The government encourages unchecked shrimp farming because it is a major source of state income. Although some international development agencies and NGOs have encouraged more sustainable shrimp farming practices to reduce salinisation, these attempts do not focus on conflict mediation to address the grievances of farmers. There have been smaller civil society groups, such as the NGO Nijera Kori, which have organised protests and attracted international attention to the social, economic and environmental issues of shrimp farming. However, without strong governmental support, these efforts can only make minimal progress (see the Nijera Kori Shrimp Farming Conflit).
Sustainable shrimp farming
International organisations have participated in sustainable development programs, in an attempt to promote sustainable shrimp cultivation. One particular project is co-sponsored by the Food and Agriculture Organization of the United Nations (FAO) in cooperation with the Bangladesh Department of Fisheries (DoF) to develop coastal aquaculture practices for salt tolerant fish species and to improve flood-preparedness in shrimp farming operations (World Fish, 2012).
However, these development programs aim to reduce the stress of shrimp farming on the environment, without directly addressing the reasons for conflict between shrimp businesses and small farmers. The scope of shrimp farming and land grabbing, has not been addressed by development agencies and remains a key contributor to violence.
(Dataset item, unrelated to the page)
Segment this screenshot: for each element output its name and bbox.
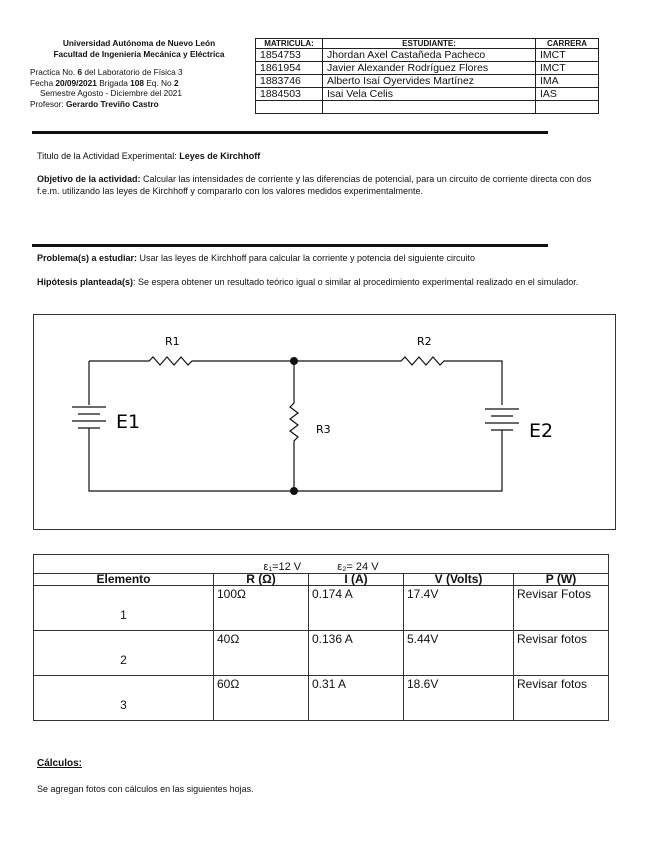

There have been isolated court cases brought against shrimp groups for flooding the land of agriculturalists. For example, the High Court of Justice in 2008 ruled in favour of the return of farm land to seventy-nine families which had been taken by shrimp farmers (Greyl, 2014).
However, in contrast to this, the central and local governments of Bangladesh encourage unchecked shrimp cultivation as it is the second largest export in Bangladesh (Glass, 2013). Legal rulings opposing shrimp cultivation are, therefore, rarely respected.
Local movements have also been proactive in addressing the issues created by shrimp cultivation. The Delta Development project, for example, was implemented by the social mobilisation NGO, Nijera Kori, during the 1990s and 2000s. This project encouraged women's engagement in water management decisions and provided land re-appropriation support to farmers in order to protect the land from flooding and salinisation caused by shrimp farming and extreme weather events (Kabeer, 2003). This has been successful in reducing shrimp farming in Polder 22, and consequently, violence. However, no comprehensive state-wide approach has been implemented.